---------- Recipe via Meal-Master (tm) v8.02

     Title: APPLE BUTTER
Categories: Jelly/jam, Fruits, Crockpot
     Yield: 5 1/2 jars

    14    Apples; quartered, leave
          -skin on. I use Granny Smith
          -any tart firm apple will do
     2 c  Cider; sweet
     2 c  Sugar; to taste
 1 1/2 ts Cinnamon; more or less
          Lemon juice; optional
          -use if apples are too sweet

 1 use my large Crockpot for this recipe.
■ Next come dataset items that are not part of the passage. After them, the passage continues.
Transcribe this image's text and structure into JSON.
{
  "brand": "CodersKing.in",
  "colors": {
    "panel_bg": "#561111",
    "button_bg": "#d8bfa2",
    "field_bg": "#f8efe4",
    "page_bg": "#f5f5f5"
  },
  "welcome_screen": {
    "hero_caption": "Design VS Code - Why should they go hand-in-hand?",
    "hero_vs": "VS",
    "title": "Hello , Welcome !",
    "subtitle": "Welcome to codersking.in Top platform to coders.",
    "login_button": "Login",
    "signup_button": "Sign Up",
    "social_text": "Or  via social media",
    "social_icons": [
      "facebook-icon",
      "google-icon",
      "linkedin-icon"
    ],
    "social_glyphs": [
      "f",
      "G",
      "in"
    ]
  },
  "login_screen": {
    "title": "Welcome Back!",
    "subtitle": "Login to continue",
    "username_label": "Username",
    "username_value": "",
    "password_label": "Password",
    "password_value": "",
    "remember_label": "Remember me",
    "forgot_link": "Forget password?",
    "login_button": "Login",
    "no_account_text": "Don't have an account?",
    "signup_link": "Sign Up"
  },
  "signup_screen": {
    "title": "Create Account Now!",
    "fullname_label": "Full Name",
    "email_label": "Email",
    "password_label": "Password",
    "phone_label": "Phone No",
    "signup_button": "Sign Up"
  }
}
 1. Combine all ingredients and cook in high stirring
 occasionally for the first hour or so; covered. Then
 remove cover and turn down to low and stir
 occasionally. This is a slow process since you have
 NOT precooked the apples.  Will take 24 to 36 hours.
 But you have NEVER tasted anything so good. I think it
 is much better this way then precooking the apples. I
 usually stir in the skin every hour or so but this is
 not critical. You can cook during the night but I
 usually do not.

 2. If the skin on your apples refuses to break down,
 use a hand held blender and zap it a few times. If you
 don't have one of these wonderful gadgets, then zap in
 the food processor.

 CANNING:  You can process this in a water bath but I
 usually just keep it in the fridge; it never lasts
 that long. NOTE: The skin is the substance that makes
 it thick along with the evaporation of the water.
 Please try it with the lid of the Crockpot off. It is
 better than MUSSELMANS. The grandgirls say the house
 smells like Apple Pie and they love it with Peanut
 Butter on bread or over cottage cheese.  We always
 used to bring that back from PA. Now I think I'll take
 this down. I hope you all enjoy!!!

 SOURCE: A Jewish Mother's Cookbook; Author, Elaine
 Radis; published on disk by ONE COMMAND SOFTWARE, 1995.